Malheureusement ce genre d’initiative, annihile l’image de notre métier et le recale au rang du transmetteur de savoir, on est tellement autre chose.

Et puis concevoir ses activités, pour rendre vivant un cours, pour jouer, donner des challenges, impliquer les élèves dans des travaux de groupes, des projets . Toute cette interaction sociale que l’école apporte aussi. Tant de choses qui nous différencient de ces simples vidéos….

Le concept n’est pas mauvais, mais n’en abusons pas.

En fait, je crois que le support de la vidéo est génial, se créer un stock de vidéos ludiques et explicatives en complément des cours, me paraît être une évidence.

Comme revoir un cours déjà fait, un peu à l’instar des MOOCs, vous savez ces cours qui sont filmés? Ce concept adapté à la fac, très proche de la pédagogie inversé, car les étudiants voient les cours et font des heures de TD (travaux dirigés où l’on fait des exercices).

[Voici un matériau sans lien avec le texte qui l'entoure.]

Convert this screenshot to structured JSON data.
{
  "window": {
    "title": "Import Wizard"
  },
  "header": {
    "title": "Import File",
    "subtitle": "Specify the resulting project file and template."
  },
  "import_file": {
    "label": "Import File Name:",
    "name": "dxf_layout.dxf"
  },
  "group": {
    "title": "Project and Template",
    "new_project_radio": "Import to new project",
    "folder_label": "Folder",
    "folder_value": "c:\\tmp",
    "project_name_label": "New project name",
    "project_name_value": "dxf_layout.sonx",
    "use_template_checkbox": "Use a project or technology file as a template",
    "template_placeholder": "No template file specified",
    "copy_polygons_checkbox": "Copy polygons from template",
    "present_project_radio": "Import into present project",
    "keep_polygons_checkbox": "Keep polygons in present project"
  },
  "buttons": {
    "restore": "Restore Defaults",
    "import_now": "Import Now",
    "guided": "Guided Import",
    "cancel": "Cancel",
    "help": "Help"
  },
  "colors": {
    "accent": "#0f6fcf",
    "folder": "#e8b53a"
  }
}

Cependant, ici on s’adresse à des étudiants, déjà autonomes, les concepts sont pointus et on sait l’étudiant capable d’aller fouiller les informations manquantes ailleurs (à la BU, sur le net etc….) ce qu’un élève lui ne saurait faire au collège , on doit lui apprendre à le devenir.

 

Bref, l’idée est à creuser, mais ne saurait être utilisée telle quelle en maths avec les vidéos de la khan-académie.

 D’ailleurs, je compte expérimenter cette idée avec les nombres relatifs en 5e.